Few prior works study deep learning on point sets. PointNet by Qi et al. is a pioneer in this direction. However, by design PointNet does not capture local structures induced by the metric space points live in, limiting its ability to recognize fine-grained patterns and generalizability to complex scenes. In this work, we introduce a hierarchical neural network that applies PointNet recursively on a nested partitioning of the input point set. By exploiting metric space distances, our network is able to learn local features with increasing contextual scales. With further observation that point sets are usually sampled with varying densities, which results in greatly decreased performance for networks trained on uniform densities, we propose novel set learning layers to adaptively combine features from multiple scales. Experiments show that our network called PointNet++ is able to learn deep point set features efficiently and robustly. In particular, results significantly better than state-of-the-art have been obtained on challenging benchmarks of 3D point clouds.

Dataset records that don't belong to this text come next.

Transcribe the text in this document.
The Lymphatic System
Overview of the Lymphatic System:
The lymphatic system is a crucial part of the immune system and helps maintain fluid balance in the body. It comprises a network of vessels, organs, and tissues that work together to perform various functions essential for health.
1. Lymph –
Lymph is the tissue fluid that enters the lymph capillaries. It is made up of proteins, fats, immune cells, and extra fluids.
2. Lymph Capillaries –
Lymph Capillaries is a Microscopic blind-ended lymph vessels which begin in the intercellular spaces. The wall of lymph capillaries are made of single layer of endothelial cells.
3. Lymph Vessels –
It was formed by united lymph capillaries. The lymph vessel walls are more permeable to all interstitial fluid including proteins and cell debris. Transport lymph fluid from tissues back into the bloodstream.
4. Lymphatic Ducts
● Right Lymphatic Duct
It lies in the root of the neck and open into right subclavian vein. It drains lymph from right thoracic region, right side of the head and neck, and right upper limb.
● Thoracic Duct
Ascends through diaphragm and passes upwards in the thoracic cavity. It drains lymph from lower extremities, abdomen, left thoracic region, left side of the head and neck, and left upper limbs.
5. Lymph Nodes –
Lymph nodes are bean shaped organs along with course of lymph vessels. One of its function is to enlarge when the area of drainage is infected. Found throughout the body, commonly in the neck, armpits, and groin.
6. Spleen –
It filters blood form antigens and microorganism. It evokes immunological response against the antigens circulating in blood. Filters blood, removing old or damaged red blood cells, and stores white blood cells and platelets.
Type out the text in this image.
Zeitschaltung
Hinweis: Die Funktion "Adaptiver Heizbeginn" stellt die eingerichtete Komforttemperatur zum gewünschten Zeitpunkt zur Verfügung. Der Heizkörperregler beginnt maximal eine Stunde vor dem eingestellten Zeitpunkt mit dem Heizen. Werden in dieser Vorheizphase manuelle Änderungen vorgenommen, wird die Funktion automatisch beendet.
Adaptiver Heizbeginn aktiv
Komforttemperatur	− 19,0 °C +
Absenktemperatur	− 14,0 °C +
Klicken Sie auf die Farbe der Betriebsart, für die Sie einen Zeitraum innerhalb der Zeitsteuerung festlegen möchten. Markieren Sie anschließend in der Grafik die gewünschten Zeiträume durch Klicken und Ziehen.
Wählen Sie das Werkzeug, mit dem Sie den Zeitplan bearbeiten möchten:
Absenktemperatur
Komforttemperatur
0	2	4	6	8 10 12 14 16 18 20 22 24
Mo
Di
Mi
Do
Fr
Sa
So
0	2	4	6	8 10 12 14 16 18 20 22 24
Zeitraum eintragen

Figure 2. Visualization of Point Cloud Patterns Learned from PointNet++. Patterns learnt from 20 (out of the 1,024) neurons in the first level are shown. We visualize the point cloud patterns learnt by searching for point clouds (in unit sphere) that activate the neurons the most. Since The model is trained for ModelNet40 shape classification which contains mostly furniture, we see clear structures of planes, double planes, lines, corners etc. Color in figure indicates point depth (red is near, blue is far).